Forts de ce constat, les Français soutiennent les politiques fiscales écologiques visant à réduire les inégalités

Lorsque l’on regarde de plus près les différentes initiatives en faveur de l’équité sociale, les Français apparaissent favorables aux mesures proposées, même s’il s’agit de mesures financières. Parmi les personnes interrogées, 75 % seraient favorables à la mise en place d’une taxe carbone sur les revenus/recette ; les trois quarts (75 %) seraient également favorables à une réforme de la fiscalité sur les combustibles fossiles (éliminer les subventions et les allégements fiscaux pour les entreprises qui utilisent des combustibles fossiles et le transport aérien, pour subventionner les énergies renouvelables et les technologies propres). De plus, sept Français sur dix (71 %) sont favorables à la création d’une taxe progressive sur les émissions de carbone (les personnes ayant un revenu plus élevé seraient plus fortement taxées lorsqu’elles achètent des produits comme du pétrole).

Plus surprenant, la plupart des Français (53 %) seraient également d’accord pour payer des impôts sur le revenu supplémentaires pour financer des politiques climatiques qui profitent aux personnes aux revenus plus faibles qu’eux. Les Français sont cependant plus réticents à l’égard d’une telle taxe que l’ensemble des Européens (59 % y sont favorables). Cependant, la majorité des Français ne souhaiteraient allouer qu’une infime partie de leurs revenus au financement de ces politiques climatiques : 41 % des Français ne seraient prêts à payer que 1 % à 2 % de leurs revenus.

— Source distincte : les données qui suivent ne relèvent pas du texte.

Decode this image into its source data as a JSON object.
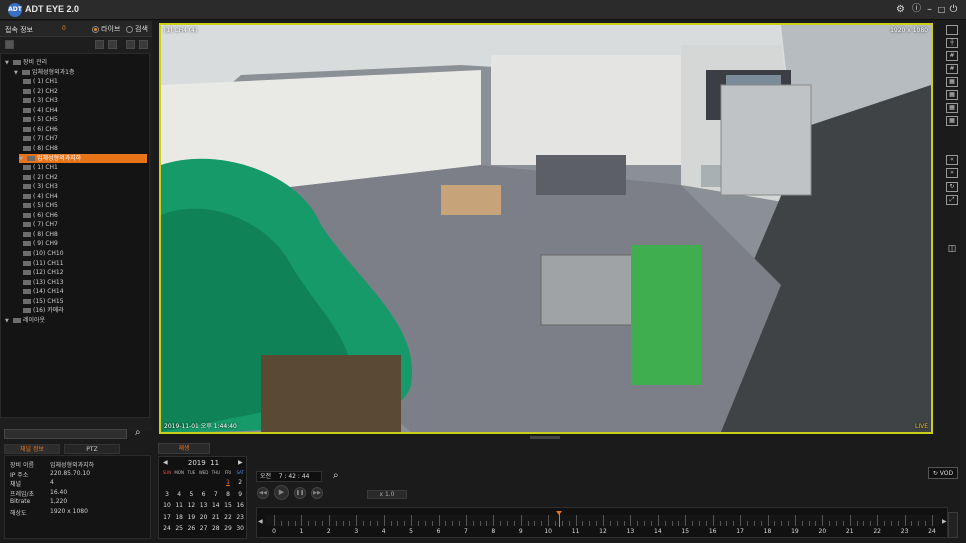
{
  "app": {
    "title": "ADT EYE 2.0",
    "logo_text": "ADT"
  },
  "left_panel": {
    "title": "접속 정보",
    "count": "0",
    "radio_live": "라이브",
    "radio_search": "검색",
    "tree": [
      "장비 관리",
      "입체성형외과1층",
      "( 1) CH1",
      "( 2) CH2",
      "( 3) CH3",
      "( 4) CH4",
      "( 5) CH5",
      "( 6) CH6",
      "( 7) CH7",
      "( 8) CH8",
      "입체성형외과지하",
      "( 1) CH1",
      "( 2) CH2",
      "( 3) CH3",
      "( 4) CH4",
      "( 5) CH5",
      "( 6) CH6",
      "( 7) CH7",
      "( 8) CH8",
      "( 9) CH9",
      "(10) CH10",
      "(11) CH11",
      "(12) CH12",
      "(13) CH13",
      "(14) CH14",
      "(15) CH15",
      "(16) 카메라",
      "레이아웃"
    ],
    "selected_index": 10
  },
  "info_tabs": [
    "채널 정보",
    "PTZ"
  ],
  "channel_info": {
    "rows": [
      {
        "label": "장비 이름",
        "value": "입체성형외과지하"
      },
      {
        "label": "IP 주소",
        "value": "220.85.70.10"
      },
      {
        "label": "채널",
        "value": "4"
      },
      {
        "label": "프레임/초",
        "value": "16.40"
      },
      {
        "label": "Bitrate",
        "value": "1,220"
      },
      {
        "label": "해상도",
        "value": "1920 x 1080"
      }
    ]
  },
  "video": {
    "channel_label": "[1] CH4 (4)",
    "resolution": "1920 x 1080",
    "timestamp": "2019-11-01 오후 1:44:40",
    "status": "LIVE"
  },
  "playback": {
    "tab": "재생",
    "calendar": {
      "year": "2019",
      "month": "11",
      "days_of_week": [
        "SUN",
        "MON",
        "TUE",
        "WED",
        "THU",
        "FRI",
        "SAT"
      ],
      "weeks": [
        [
          "",
          "",
          "",
          "",
          "",
          "1",
          "2"
        ],
        [
          "3",
          "4",
          "5",
          "6",
          "7",
          "8",
          "9"
        ],
        [
          "10",
          "11",
          "12",
          "13",
          "14",
          "15",
          "16"
        ],
        [
          "17",
          "18",
          "19",
          "20",
          "21",
          "22",
          "23"
        ],
        [
          "24",
          "25",
          "26",
          "27",
          "28",
          "29",
          "30"
        ]
      ],
      "highlight_day": "1"
    },
    "time": {
      "ampm": "오전",
      "hour": "7",
      "minute": "42",
      "second": "44"
    },
    "speed": "x 1.0",
    "vod_label": "VOD",
    "timeline_hours": [
      "0",
      "1",
      "2",
      "3",
      "4",
      "5",
      "6",
      "7",
      "8",
      "9",
      "10",
      "11",
      "12",
      "13",
      "14",
      "15",
      "16",
      "17",
      "18",
      "19",
      "20",
      "21",
      "22",
      "23",
      "24"
    ],
    "cursor_hour": 10.4
  },
  "colors": {
    "accent": "#e8741a",
    "video_border": "#c9cf1a"
  }
}
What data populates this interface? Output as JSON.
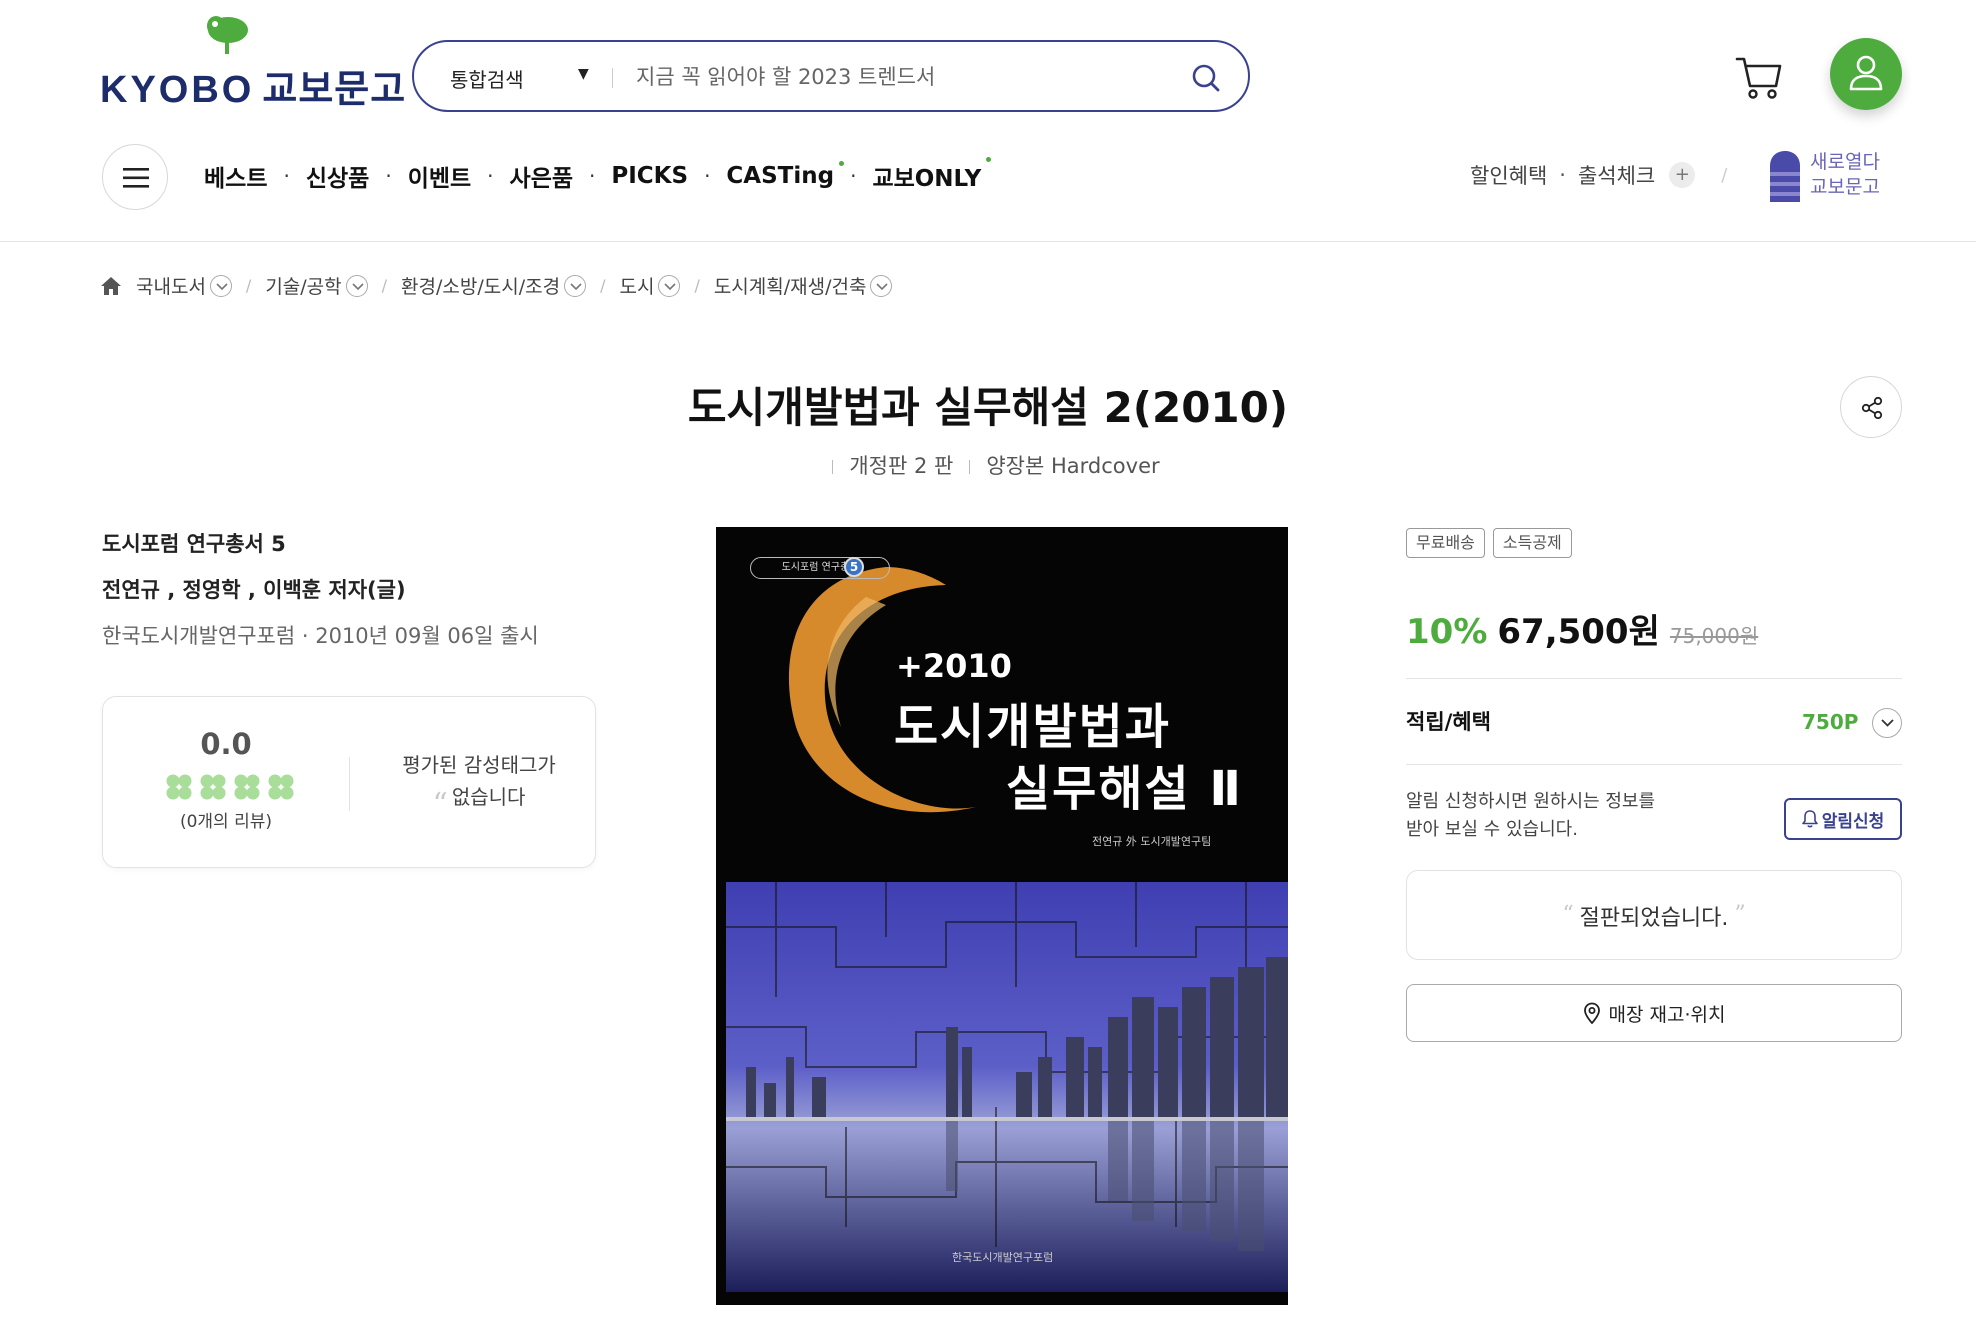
{
  "header": {
    "logo_text": "KYOBO",
    "logo_ko": "교보문고",
    "search": {
      "category": "통합검색",
      "placeholder": "지금 꼭 읽어야 할 2023 트렌드서"
    },
    "nav": [
      {
        "label": "베스트",
        "new": false
      },
      {
        "label": "신상품",
        "new": false
      },
      {
        "label": "이벤트",
        "new": false
      },
      {
        "label": "사은품",
        "new": false
      },
      {
        "label": "PICKS",
        "new": false
      },
      {
        "label": "CASTing",
        "new": true
      },
      {
        "label": "교보ONLY",
        "new": true
      }
    ],
    "util": {
      "discount": "할인혜택",
      "attendance": "출석체크",
      "plus": "+",
      "banner_line1": "새로열다",
      "banner_line2": "교보문고"
    }
  },
  "breadcrumb": [
    "국내도서",
    "기술/공학",
    "환경/소방/도시/조경",
    "도시",
    "도시계획/재생/건축"
  ],
  "product": {
    "title": "도시개발법과 실무해설 2(2010)",
    "edition": "개정판 2 판",
    "binding": "양장본 Hardcover",
    "series": "도시포럼 연구총서 5",
    "authors": "전연규 , 정영학 , 이백훈 저자(글)",
    "publisher_date": "한국도시개발연구포럼 · 2010년 09월 06일 출시"
  },
  "review": {
    "score": "0.0",
    "clover_count": 4,
    "count_text": "(0개의 리뷰)",
    "emotion_line1": "평가된 감성태그가",
    "emotion_line2": "없습니다"
  },
  "cover": {
    "series_tag": "도시포럼 연구총서",
    "series_num": "5",
    "year": "+2010",
    "title_line1": "도시개발법과",
    "title_line2": "실무해설 Ⅱ",
    "author": "전연규 外 도시개발연구팀",
    "publisher": "한국도시개발연구포럼"
  },
  "purchase": {
    "badges": [
      "무료배송",
      "소득공제"
    ],
    "discount": "10%",
    "price": "67,500원",
    "original_price": "75,000원",
    "points_label": "적립/혜택",
    "points_value": "750P",
    "notify_line1": "알림 신청하시면 원하시는 정보를",
    "notify_line2": "받아 보실 수 있습니다.",
    "notify_button": "알림신청",
    "soldout": "절판되었습니다.",
    "store_button": "매장 재고·위치"
  },
  "colors": {
    "brand_navy": "#3a4290",
    "brand_green": "#4dac3d",
    "cover_swoosh": "#d68a2c"
  }
}
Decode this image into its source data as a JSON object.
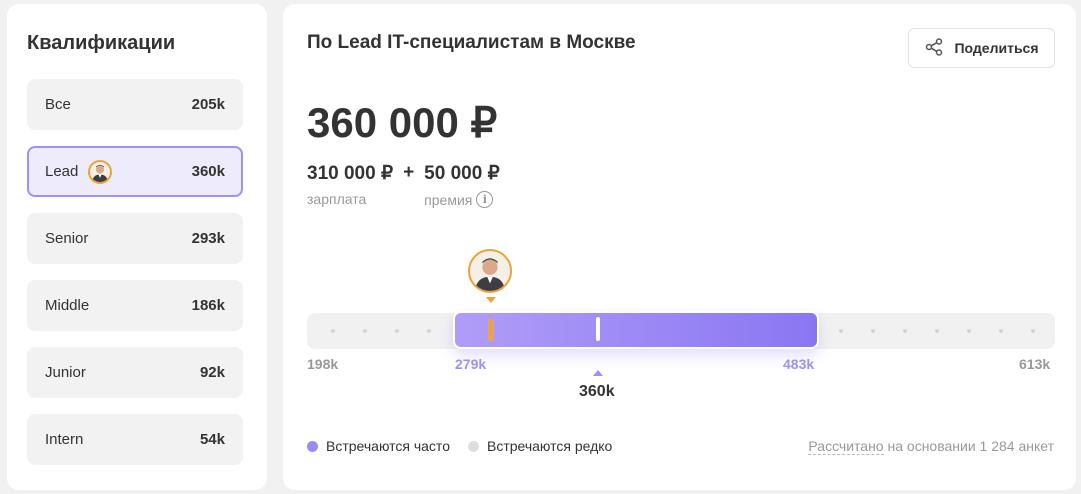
{
  "qualifications": {
    "title": "Квалификации",
    "items": [
      {
        "name": "Все",
        "value": "205k"
      },
      {
        "name": "Lead",
        "value": "360k"
      },
      {
        "name": "Senior",
        "value": "293k"
      },
      {
        "name": "Middle",
        "value": "186k"
      },
      {
        "name": "Junior",
        "value": "92k"
      },
      {
        "name": "Intern",
        "value": "54k"
      }
    ],
    "active": "Lead"
  },
  "main": {
    "title": "По Lead IT-специалистам в Москве",
    "share_label": "Поделиться",
    "total": "360 000 ₽",
    "salary_value": "310 000 ₽",
    "salary_label": "зарплата",
    "plus": "+",
    "bonus_value": "50 000 ₽",
    "bonus_label": "премия"
  },
  "range": {
    "min_label": "198k",
    "low_label": "279k",
    "high_label": "483k",
    "max_label": "613k",
    "median_label": "360k"
  },
  "legend": {
    "frequent": "Встречаются часто",
    "rare": "Встречаются редко",
    "footnote_prefix": "Рассчитано",
    "footnote_rest": " на основании 1 284 анкет"
  },
  "colors": {
    "accent": "#8a76f2",
    "avatar_border": "#e8a43a",
    "rare_dot": "#dddddd"
  },
  "icons": [
    "avatar-icon",
    "share-icon",
    "info-icon"
  ]
}
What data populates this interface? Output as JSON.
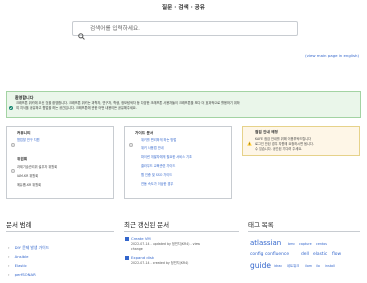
{
  "header": {
    "title": "질문 · 검색 · 공유"
  },
  "search": {
    "placeholder": "검색어를 입력하세요."
  },
  "main_page_link": "(view main page in english)",
  "welcome": {
    "heading": "환영합니다",
    "line1": "크래프톤 위키에 오신 것을 환영합니다. 크래프톤 위키는 과학자, 연구자, 학생, 정보탐색자 등 다양한 크래프톤 사용자들이 크래프톤을 보다 더 효과적으로 활용하기 위하",
    "line2": "여 지식을 공유하고 협업을 하는 공간입니다. 크래프톤에 관한 어떤 내용이든 공유해주세요."
  },
  "box_community": {
    "title": "커뮤니티",
    "link": "협업할 연구 지원",
    "title2": "위원회",
    "items": [
      "과제기술관리위 설무자 위원회",
      "IAM-KR 위원회",
      "에듀롭-KR 위원회"
    ]
  },
  "box_guide": {
    "title": "가이드 문서",
    "items": [
      "위키를 편리하게 하는 방법",
      "위키 사용법 안내",
      "파이썬 개발자에게 필요한 서비스 기초",
      "클라우드 교육관련 가이드",
      "웹 인증 및 SSO 가이드",
      "연동 속도가 이상한 경우"
    ]
  },
  "box_notice": {
    "title": "점검 안내 예정",
    "lines": [
      "KAFE 점검 안내를 위해 이용부탁드립니다",
      "로그인 안된 경우 자원에 요청하시면 됩니다.",
      "수 있습니다. 공간된 기다려 주세요."
    ]
  },
  "doc_category": {
    "heading": "문서 범례",
    "items": [
      {
        "label": "DIY 문제 발생 가이드",
        "expanded": false
      },
      {
        "label": "Ansible",
        "expanded": false
      },
      {
        "label": "Elastic",
        "expanded": false
      },
      {
        "label": "perfSONAR",
        "expanded": false
      }
    ]
  },
  "recent": {
    "heading": "최근 갱신된 문서",
    "items": [
      {
        "title": "Create VM",
        "meta1": "2022-07-14 - updated by 정민지(KR4) - view",
        "meta2": "change"
      },
      {
        "title": "Expand disk",
        "meta1": "2022-07-14 - created by 정민지(KR4)",
        "meta2": ""
      }
    ]
  },
  "tags": {
    "heading": "태그 목록",
    "items": [
      "atlassian",
      "bmc",
      "capture",
      "centos",
      "config",
      "confluence",
      "dell",
      "elastic",
      "flow",
      "guide",
      "idrac",
      "네트워크",
      "ilom",
      "ilo",
      "install"
    ]
  }
}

Mais les Français ont des sentiments mitigés quant à l’impact de ces politiques, craignant qu’elles n’aggravent leurs difficultés économiques

Alors que près de huit Français sur dix estiment que les politiques en faveur de l’environnement auront au moins un impact positif (79 %), ils sont partagés sur les répercussions de ces mesures. Une majorité d’entre eux estime que ces mesures amélioreront leur qualité de vie (59 %) et qu’elles seront bénéfiques en termes d’emplois, en créant plus d’emplois qu’elles n’en détruiront (57 %). En revanche, seule une minorité (23 %) estime que ces politiques auront un effet positif sur leur pouvoir d’achat (qui est le principal défi auquel ils sont confrontés).

Le pouvoir d’achat est, en effet, un enjeu crucial pour les Français, même s’ils soutiennent les politiques de lutte contre le changement climatique : dans un premier temps, deux tiers des Français (65 %) considèrent que la lutte contre le changement climatique ne doit pas affecter leurs ressources.

Face à la sortie des énergies fossiles, qui entraînerait la perte de nombreux emplois dans ce secteur, les Français sont en revanche divisés. La moitié d’entre eux (52 %) pense que le gouvernement devrait subventionner et soutenir la formation qui permet aux travailleurs de ces industries de changer de carrière, mais 30 % pensent que les combustibles fossiles ne devraient pas être éliminés, car cela pourrait entraîner une perte d’emplois et, par conséquent, faire basculer une partie de la population dans la pauvreté.